Calipari habe in "höchster Selbstlosigkeit gehandelt, als er sein eigenes Leben gab, um eine anderes zu retten", sagte ein Militärgeistlicher vor tausenden Trauergästen in der Kirche Santa Maria degli Angeli. Die Journalistin Sgrena hatte zuvor berichtet, Calipari habe sich schützend über sie gebeugt, als sie am Freitagabend nach ihrer Freilassung aus einmonatiger Geiselhaft auf dem Weg zum Flughafen Bagdad plötzlich beschossen wurden.

"Sein Opfer darf nicht umsonst gewesen sein", sagte der Priester. Bereits vor den Feierlichkeiten zeichnete Ciampi Calipari posthum mit einer Tapferkeitsmedaille aus. Calipari hatte durch seine Verhandlungen mit Mittelsmännern der Entführer die Freilassung der 56-jährigen Italienerin erreicht, die für die kommunistische Zeitung "Il Manifesto" sowie für die Hamburger Wochenzeitung "Die Zeit" arbeitet.

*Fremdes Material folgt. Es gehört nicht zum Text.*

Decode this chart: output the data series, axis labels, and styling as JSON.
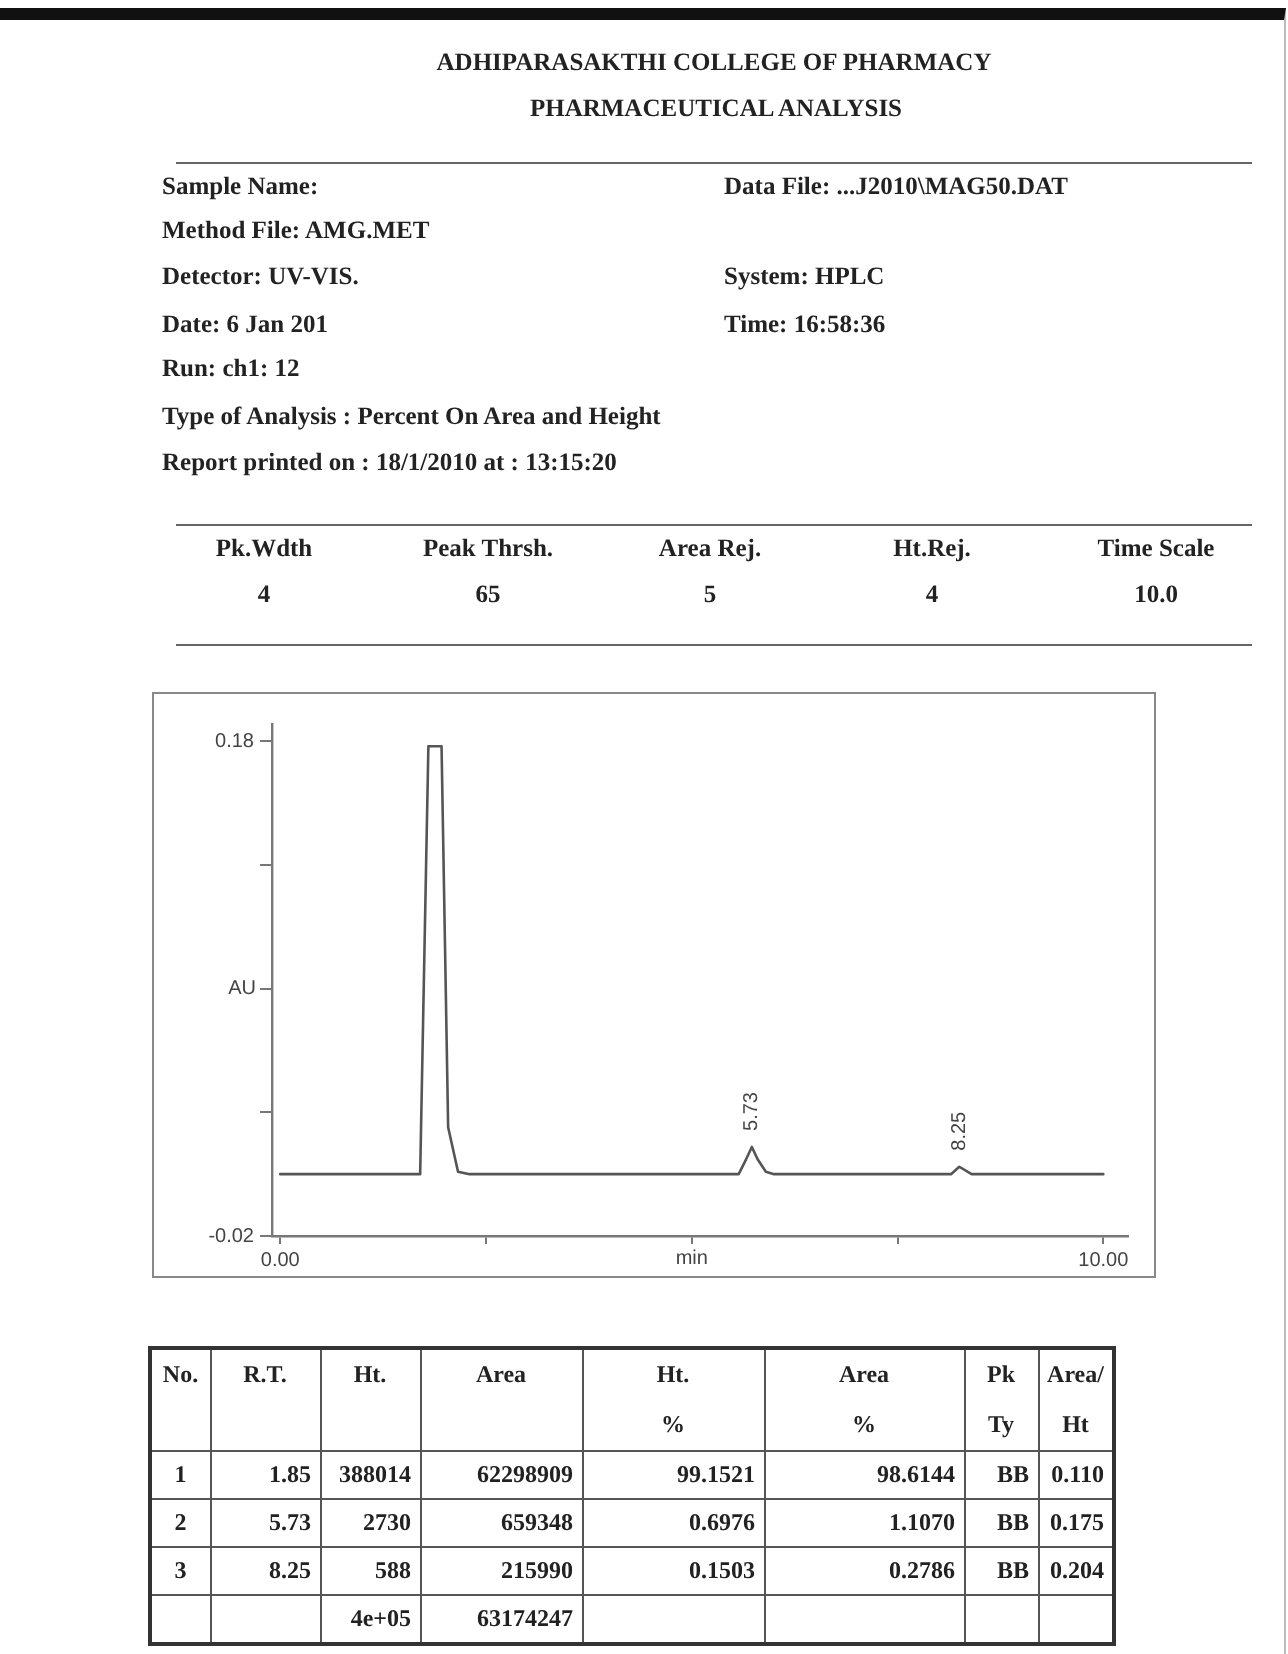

An der Trauerfeier nahmen auch die Witwe sowie die beiden Kinder des Toten teil. Sgrena, die bei den Schüssen an der Schulter verletzt wurde und in einem römischen Krankenhaus liegt, war nicht anwesend. Unmittelbar nach der Trauerfeier besuchte Ciampi sie in der Klinik. Sgrena muss noch zwischen sieben und zehn Tagen im Krankenhaus bleiben, berichtete das staatliche Fernsehen.

Tausende Menschen waren auf dem Platz vor der Kirche versammelt und spendeten Beifall, als der Sarg eintraf. Die genauen Umstände des Todes und die Hintergründe, warum die amerikanischen Soldaten das Feuer eröffneten, liegen weiter im Dunkeln. Nach Angaben der US-Armee fuhr das Auto schnell auf eine Straßensperre zu, der Fahrer habe die Aufforderung zum Anhalten ignoriert. Dagegen behauptet Sgrena, die Soldaten hätten das Feuer grundlos eröffnet.